The most recent attempt - the non-native Wildlife Invasion Prevention Act - would "implement a process to scientifically assess the risk of each foreign species that individuals want to bring into the United States, even if it is not on the existing black list of prohibited species,"?according to a press release from Rep. Betty McCollum, a democratic co-sponsor from Minnesota. Other co-sponsors include Midwestern Reps. Ron Kind, D-Wis., and Dale Kildee, D-Mich.
The legislation differs from other recent federal bills in that it takes aim at species purposely brought into the country, perhaps for aquariums or water gardens, according to Marc Gaden, spokesman for the Great Lakes Fisheries Commission in Ann Arbor, Mich. The GLFC includes members from both the United States and Canada, and works to ensure sustainable Great Lakes fish populations, and minimize the effects of foreign species.
Gaden recently offered testimony to members of Congress on the bill, which he said is one of three that have placed aspects of the National Aquatic Invasive Species Act - a comprehensive bill that had been introduced in the past couple congresses - in separate bills.
Portions of the NAISA also are in the Water Resources Development Act that has passed Congress and includes funding for a fish barrier in the Chicago Sanitary and Shipping Canal, and the Coast Guard Reauthorization Act, which addresses the release of ships' ballast water in Great Lakes ports. That bill currently awaits Senate action, Gaden said.
In a nutshell, the latest effort - HR 6311 - states that if a species is to be brought into the country, it must be proved that it won't be harmful to other species, or the economy. Currently, Gaden said, hurdles preventing introduction of species are few.
The federal Lacey Act contains some species that are prohibited - some mollusks and wild birds, for example. The USDA also has language prohibiting some species considered injurious to livestock, Gaden said. And some health agencies have outlawed species considered harmful to humans. Movement of some endangered species is prohibited, too.
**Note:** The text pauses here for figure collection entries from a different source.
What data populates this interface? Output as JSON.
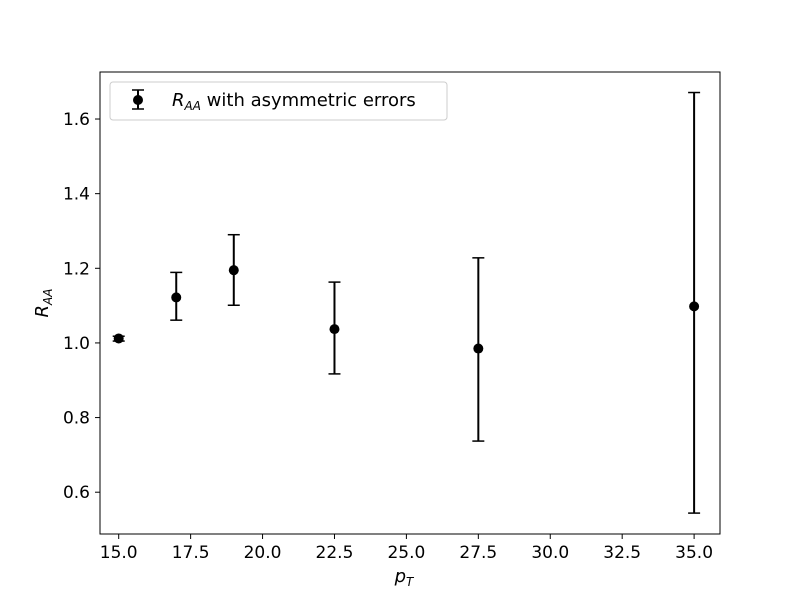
{
  "chart_data": {
    "type": "scatter",
    "xlim": [
      14.35,
      35.9
    ],
    "ylim": [
      0.488,
      1.726
    ],
    "x_ticks": [
      15.0,
      17.5,
      20.0,
      22.5,
      25.0,
      27.5,
      30.0,
      32.5,
      35.0
    ],
    "x_tick_labels": [
      "15.0",
      "17.5",
      "20.0",
      "22.5",
      "25.0",
      "27.5",
      "30.0",
      "32.5",
      "35.0"
    ],
    "y_ticks": [
      0.6,
      0.8,
      1.0,
      1.2,
      1.4,
      1.6
    ],
    "y_tick_labels": [
      "0.6",
      "0.8",
      "1.0",
      "1.2",
      "1.4",
      "1.6"
    ],
    "xlabel": {
      "base": "p",
      "sub": "T"
    },
    "ylabel": {
      "base": "R",
      "sub": "AA"
    },
    "legend": {
      "placement": "top-left",
      "label_base": "R",
      "label_sub": "AA",
      "label_rest": " with asymmetric errors"
    },
    "grid": false,
    "color": "#000000",
    "series": [
      {
        "points": [
          {
            "x": 15.0,
            "y": 1.012,
            "y_low": 1.005,
            "y_high": 1.018
          },
          {
            "x": 17.0,
            "y": 1.122,
            "y_low": 1.061,
            "y_high": 1.189
          },
          {
            "x": 19.0,
            "y": 1.195,
            "y_low": 1.101,
            "y_high": 1.29
          },
          {
            "x": 22.5,
            "y": 1.037,
            "y_low": 0.917,
            "y_high": 1.163
          },
          {
            "x": 27.5,
            "y": 0.985,
            "y_low": 0.737,
            "y_high": 1.228
          },
          {
            "x": 35.0,
            "y": 1.098,
            "y_low": 0.544,
            "y_high": 1.671
          }
        ]
      }
    ]
  }
}
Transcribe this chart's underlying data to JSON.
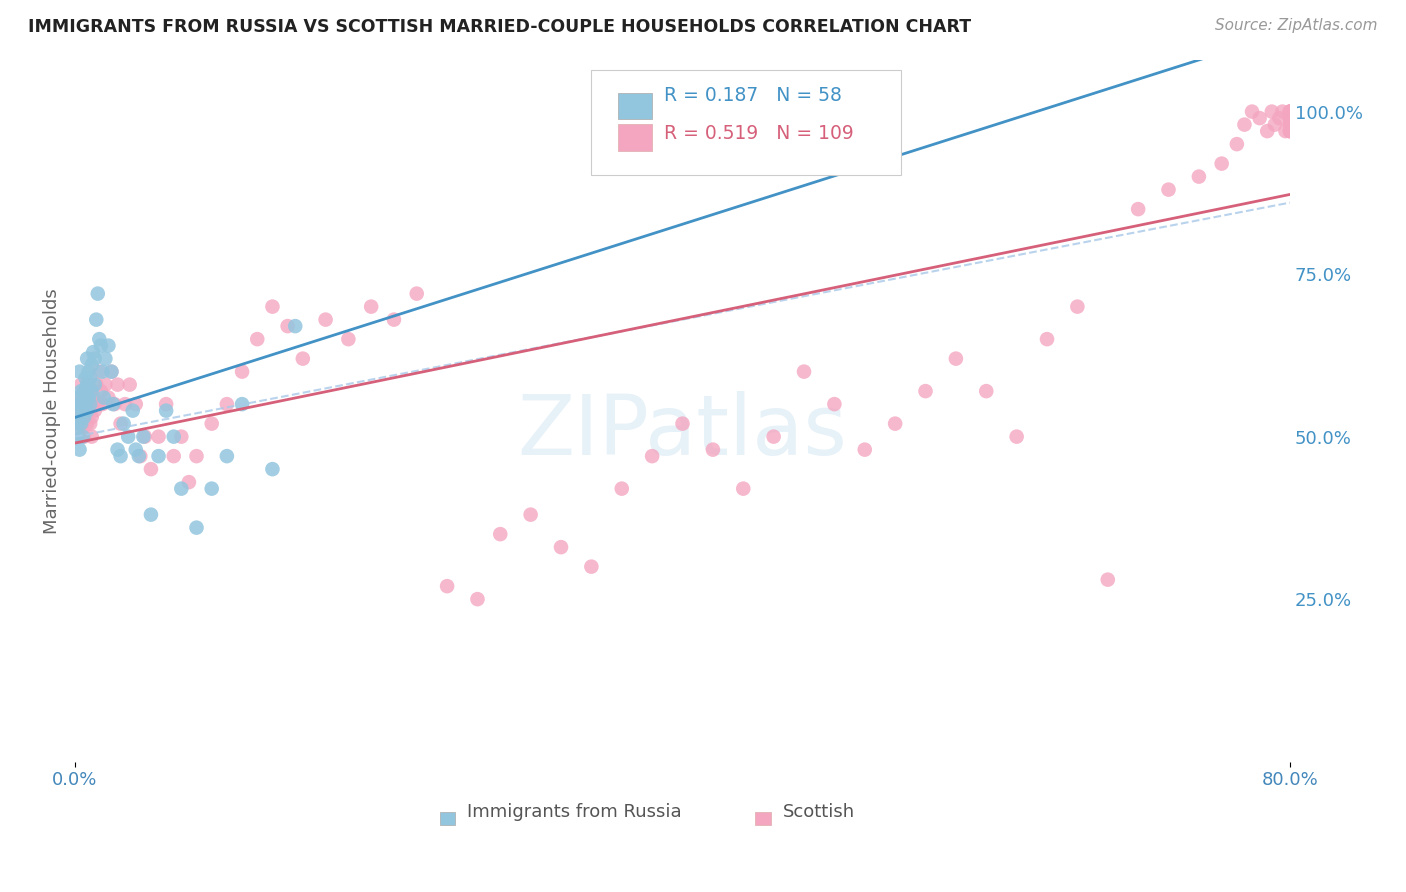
{
  "title": "IMMIGRANTS FROM RUSSIA VS SCOTTISH MARRIED-COUPLE HOUSEHOLDS CORRELATION CHART",
  "source": "Source: ZipAtlas.com",
  "ylabel": "Married-couple Households",
  "x_tick_labels": [
    "0.0%",
    "80.0%"
  ],
  "y_tick_labels_right": [
    "25.0%",
    "50.0%",
    "75.0%",
    "100.0%"
  ],
  "legend_label1": "Immigrants from Russia",
  "legend_label2": "Scottish",
  "R1": 0.187,
  "N1": 58,
  "R2": 0.519,
  "N2": 109,
  "color_blue": "#92c5de",
  "color_pink": "#f4a6c0",
  "color_blue_text": "#4292c6",
  "color_pink_text": "#d6607a",
  "background_color": "#ffffff",
  "xlim": [
    0.0,
    0.8
  ],
  "ylim": [
    0.0,
    1.08
  ],
  "blue_line": [
    0.0,
    0.5,
    0.8,
    0.8
  ],
  "pink_line": [
    0.0,
    0.46,
    0.8,
    0.88
  ],
  "dash_line": [
    0.28,
    0.65,
    0.8,
    0.86
  ]
}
"But as a whole, the population is relatively small," he said. "The intent of the legislation is that if you propose to import (as species), the only way to get on the 'white (approved) list' is if it's been screened."
Gaden said in the past, Congress has dragged its feet regarding the screening process. He called the bill "a huge leap forward in policy."
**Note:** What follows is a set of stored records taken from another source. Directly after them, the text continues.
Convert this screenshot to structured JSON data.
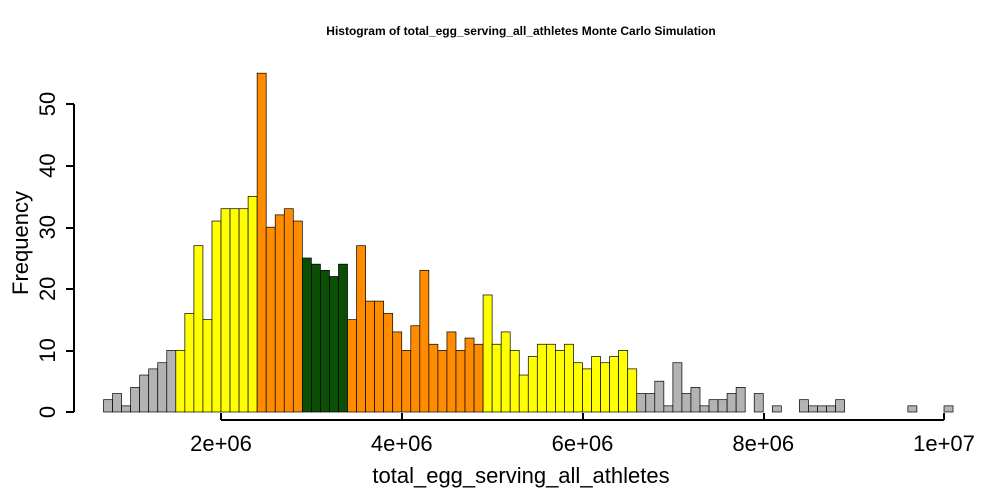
{
  "chart_data": {
    "type": "bar",
    "title": "Histogram of  total_egg_serving_all_athletes  Monte Carlo Simulation",
    "xlabel": "total_egg_serving_all_athletes",
    "ylabel": "Frequency",
    "xlim": [
      0,
      10000000
    ],
    "ylim": [
      0,
      55
    ],
    "bin_start": 700000,
    "bin_width": 100000,
    "x_ticks": [
      {
        "value": 2000000,
        "label": "2e+06"
      },
      {
        "value": 4000000,
        "label": "4e+06"
      },
      {
        "value": 6000000,
        "label": "6e+06"
      },
      {
        "value": 8000000,
        "label": "8e+06"
      },
      {
        "value": 10000000,
        "label": "1e+07"
      }
    ],
    "y_ticks": [
      {
        "value": 0,
        "label": "0"
      },
      {
        "value": 10,
        "label": "10"
      },
      {
        "value": 20,
        "label": "20"
      },
      {
        "value": 30,
        "label": "30"
      },
      {
        "value": 40,
        "label": "40"
      },
      {
        "value": 50,
        "label": "50"
      }
    ],
    "values": [
      2,
      3,
      1,
      4,
      6,
      7,
      8,
      10,
      10,
      16,
      27,
      15,
      31,
      33,
      33,
      33,
      35,
      55,
      30,
      32,
      33,
      31,
      25,
      24,
      23,
      22,
      24,
      15,
      27,
      18,
      18,
      16,
      13,
      10,
      14,
      23,
      11,
      10,
      13,
      10,
      12,
      11,
      19,
      11,
      13,
      10,
      6,
      9,
      11,
      11,
      10,
      11,
      8,
      7,
      9,
      8,
      9,
      10,
      7,
      3,
      3,
      5,
      1,
      8,
      3,
      4,
      1,
      2,
      2,
      3,
      4,
      0,
      3,
      0,
      1,
      0,
      0,
      2,
      1,
      1,
      1,
      2,
      0,
      0,
      0,
      0,
      0,
      0,
      0,
      1,
      0,
      0,
      0,
      1
    ],
    "colors": {
      "gray": "#b3b3b3",
      "yellow": "#ffff00",
      "orange": "#ff8c00",
      "green": "#0a4f05"
    },
    "color_bands": [
      {
        "from": 0,
        "to": 8,
        "color": "gray"
      },
      {
        "from": 8,
        "to": 17,
        "color": "yellow"
      },
      {
        "from": 17,
        "to": 22,
        "color": "orange"
      },
      {
        "from": 22,
        "to": 27,
        "color": "green"
      },
      {
        "from": 27,
        "to": 42,
        "color": "orange"
      },
      {
        "from": 42,
        "to": 59,
        "color": "yellow"
      },
      {
        "from": 59,
        "to": 94,
        "color": "gray"
      }
    ],
    "grid": false,
    "legend": "none"
  }
}
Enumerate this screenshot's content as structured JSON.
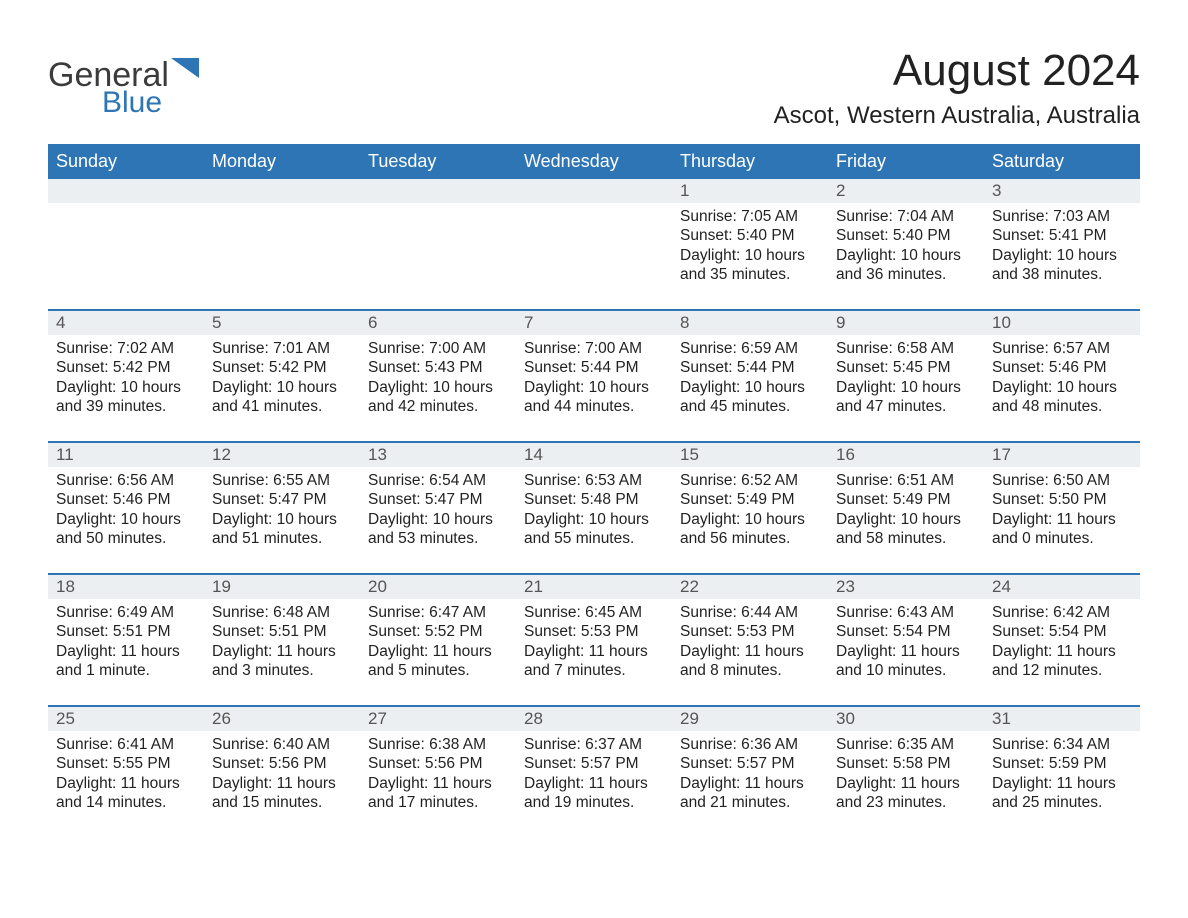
{
  "brand": {
    "name_top": "General",
    "name_bottom": "Blue",
    "text_color": "#3b3b3b",
    "accent_color": "#2e75b6"
  },
  "title": {
    "month": "August 2024",
    "location": "Ascot, Western Australia, Australia",
    "month_fontsize": 44,
    "location_fontsize": 24,
    "text_color": "#222222"
  },
  "calendar": {
    "header_bg": "#2e75b6",
    "header_text_color": "#ffffff",
    "daynum_bg": "#eceff1",
    "daynum_border_top": "#2e75b6",
    "body_text_color": "#222222",
    "background_color": "#ffffff",
    "days_of_week": [
      "Sunday",
      "Monday",
      "Tuesday",
      "Wednesday",
      "Thursday",
      "Friday",
      "Saturday"
    ],
    "body_fontsize": 15.5,
    "header_fontsize": 18,
    "weeks": [
      [
        {
          "num": "",
          "sunrise": "",
          "sunset": "",
          "daylight": "",
          "tail": ""
        },
        {
          "num": "",
          "sunrise": "",
          "sunset": "",
          "daylight": "",
          "tail": ""
        },
        {
          "num": "",
          "sunrise": "",
          "sunset": "",
          "daylight": "",
          "tail": ""
        },
        {
          "num": "",
          "sunrise": "",
          "sunset": "",
          "daylight": "",
          "tail": ""
        },
        {
          "num": "1",
          "sunrise": "Sunrise: 7:05 AM",
          "sunset": "Sunset: 5:40 PM",
          "daylight": "Daylight: 10 hours",
          "tail": "and 35 minutes."
        },
        {
          "num": "2",
          "sunrise": "Sunrise: 7:04 AM",
          "sunset": "Sunset: 5:40 PM",
          "daylight": "Daylight: 10 hours",
          "tail": "and 36 minutes."
        },
        {
          "num": "3",
          "sunrise": "Sunrise: 7:03 AM",
          "sunset": "Sunset: 5:41 PM",
          "daylight": "Daylight: 10 hours",
          "tail": "and 38 minutes."
        }
      ],
      [
        {
          "num": "4",
          "sunrise": "Sunrise: 7:02 AM",
          "sunset": "Sunset: 5:42 PM",
          "daylight": "Daylight: 10 hours",
          "tail": "and 39 minutes."
        },
        {
          "num": "5",
          "sunrise": "Sunrise: 7:01 AM",
          "sunset": "Sunset: 5:42 PM",
          "daylight": "Daylight: 10 hours",
          "tail": "and 41 minutes."
        },
        {
          "num": "6",
          "sunrise": "Sunrise: 7:00 AM",
          "sunset": "Sunset: 5:43 PM",
          "daylight": "Daylight: 10 hours",
          "tail": "and 42 minutes."
        },
        {
          "num": "7",
          "sunrise": "Sunrise: 7:00 AM",
          "sunset": "Sunset: 5:44 PM",
          "daylight": "Daylight: 10 hours",
          "tail": "and 44 minutes."
        },
        {
          "num": "8",
          "sunrise": "Sunrise: 6:59 AM",
          "sunset": "Sunset: 5:44 PM",
          "daylight": "Daylight: 10 hours",
          "tail": "and 45 minutes."
        },
        {
          "num": "9",
          "sunrise": "Sunrise: 6:58 AM",
          "sunset": "Sunset: 5:45 PM",
          "daylight": "Daylight: 10 hours",
          "tail": "and 47 minutes."
        },
        {
          "num": "10",
          "sunrise": "Sunrise: 6:57 AM",
          "sunset": "Sunset: 5:46 PM",
          "daylight": "Daylight: 10 hours",
          "tail": "and 48 minutes."
        }
      ],
      [
        {
          "num": "11",
          "sunrise": "Sunrise: 6:56 AM",
          "sunset": "Sunset: 5:46 PM",
          "daylight": "Daylight: 10 hours",
          "tail": "and 50 minutes."
        },
        {
          "num": "12",
          "sunrise": "Sunrise: 6:55 AM",
          "sunset": "Sunset: 5:47 PM",
          "daylight": "Daylight: 10 hours",
          "tail": "and 51 minutes."
        },
        {
          "num": "13",
          "sunrise": "Sunrise: 6:54 AM",
          "sunset": "Sunset: 5:47 PM",
          "daylight": "Daylight: 10 hours",
          "tail": "and 53 minutes."
        },
        {
          "num": "14",
          "sunrise": "Sunrise: 6:53 AM",
          "sunset": "Sunset: 5:48 PM",
          "daylight": "Daylight: 10 hours",
          "tail": "and 55 minutes."
        },
        {
          "num": "15",
          "sunrise": "Sunrise: 6:52 AM",
          "sunset": "Sunset: 5:49 PM",
          "daylight": "Daylight: 10 hours",
          "tail": "and 56 minutes."
        },
        {
          "num": "16",
          "sunrise": "Sunrise: 6:51 AM",
          "sunset": "Sunset: 5:49 PM",
          "daylight": "Daylight: 10 hours",
          "tail": "and 58 minutes."
        },
        {
          "num": "17",
          "sunrise": "Sunrise: 6:50 AM",
          "sunset": "Sunset: 5:50 PM",
          "daylight": "Daylight: 11 hours",
          "tail": "and 0 minutes."
        }
      ],
      [
        {
          "num": "18",
          "sunrise": "Sunrise: 6:49 AM",
          "sunset": "Sunset: 5:51 PM",
          "daylight": "Daylight: 11 hours",
          "tail": "and 1 minute."
        },
        {
          "num": "19",
          "sunrise": "Sunrise: 6:48 AM",
          "sunset": "Sunset: 5:51 PM",
          "daylight": "Daylight: 11 hours",
          "tail": "and 3 minutes."
        },
        {
          "num": "20",
          "sunrise": "Sunrise: 6:47 AM",
          "sunset": "Sunset: 5:52 PM",
          "daylight": "Daylight: 11 hours",
          "tail": "and 5 minutes."
        },
        {
          "num": "21",
          "sunrise": "Sunrise: 6:45 AM",
          "sunset": "Sunset: 5:53 PM",
          "daylight": "Daylight: 11 hours",
          "tail": "and 7 minutes."
        },
        {
          "num": "22",
          "sunrise": "Sunrise: 6:44 AM",
          "sunset": "Sunset: 5:53 PM",
          "daylight": "Daylight: 11 hours",
          "tail": "and 8 minutes."
        },
        {
          "num": "23",
          "sunrise": "Sunrise: 6:43 AM",
          "sunset": "Sunset: 5:54 PM",
          "daylight": "Daylight: 11 hours",
          "tail": "and 10 minutes."
        },
        {
          "num": "24",
          "sunrise": "Sunrise: 6:42 AM",
          "sunset": "Sunset: 5:54 PM",
          "daylight": "Daylight: 11 hours",
          "tail": "and 12 minutes."
        }
      ],
      [
        {
          "num": "25",
          "sunrise": "Sunrise: 6:41 AM",
          "sunset": "Sunset: 5:55 PM",
          "daylight": "Daylight: 11 hours",
          "tail": "and 14 minutes."
        },
        {
          "num": "26",
          "sunrise": "Sunrise: 6:40 AM",
          "sunset": "Sunset: 5:56 PM",
          "daylight": "Daylight: 11 hours",
          "tail": "and 15 minutes."
        },
        {
          "num": "27",
          "sunrise": "Sunrise: 6:38 AM",
          "sunset": "Sunset: 5:56 PM",
          "daylight": "Daylight: 11 hours",
          "tail": "and 17 minutes."
        },
        {
          "num": "28",
          "sunrise": "Sunrise: 6:37 AM",
          "sunset": "Sunset: 5:57 PM",
          "daylight": "Daylight: 11 hours",
          "tail": "and 19 minutes."
        },
        {
          "num": "29",
          "sunrise": "Sunrise: 6:36 AM",
          "sunset": "Sunset: 5:57 PM",
          "daylight": "Daylight: 11 hours",
          "tail": "and 21 minutes."
        },
        {
          "num": "30",
          "sunrise": "Sunrise: 6:35 AM",
          "sunset": "Sunset: 5:58 PM",
          "daylight": "Daylight: 11 hours",
          "tail": "and 23 minutes."
        },
        {
          "num": "31",
          "sunrise": "Sunrise: 6:34 AM",
          "sunset": "Sunset: 5:59 PM",
          "daylight": "Daylight: 11 hours",
          "tail": "and 25 minutes."
        }
      ]
    ]
  }
}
For example, had a process been in place decades ago when Asian carp were introduced, the habitat-destruction problems associated with the various species of invasive carp might not exist today.
With the current process, "By the time (a species) is proved harmful, the cat's already out of the bag," Gaden said. "What's great about this bill is that it's a proactive approach."
More apt to be affected by the bill - if eventually approved - than shippers are dealers of exotic pets, some fish farmers, and others.
Still, officials point out, species - even those in captivity - seem to find a way to make it into the wild.
According to the Wildlife Invasion Prevention Act, "(species) deemed a high risk would be explicitly banned, and wildlife that has not been properly vetted would not be allowed in the country until a risk assessment has been completed."
Further, says McCollum's press statement, "Invasive species do not only harm the environment, there is also a significant economic cost to the tourism industry and commercial and sport fishing. The infestation of these species can deter consumers, cause financial losses, and slow industry growth."
According to the legislation, the U.S. Fish and Wildlife Service will initiate the screening process. But the species importer likely will face the burden of proving a species is safe to import.
Gaden said the GLFC would like to eventually see a fee schedule in place so that taxpayers aren't "strapped with costs that benefit (importers)."
McCollum made note of the efforts of state Rep. Rick Hansen, a DFLer from Minnesota, who has led efforts to stop the spread of invasives. Hansen said, among other efforts, the state is considering the placement and type of a fish barrier for the Mississippi River in southeastern Minnesota.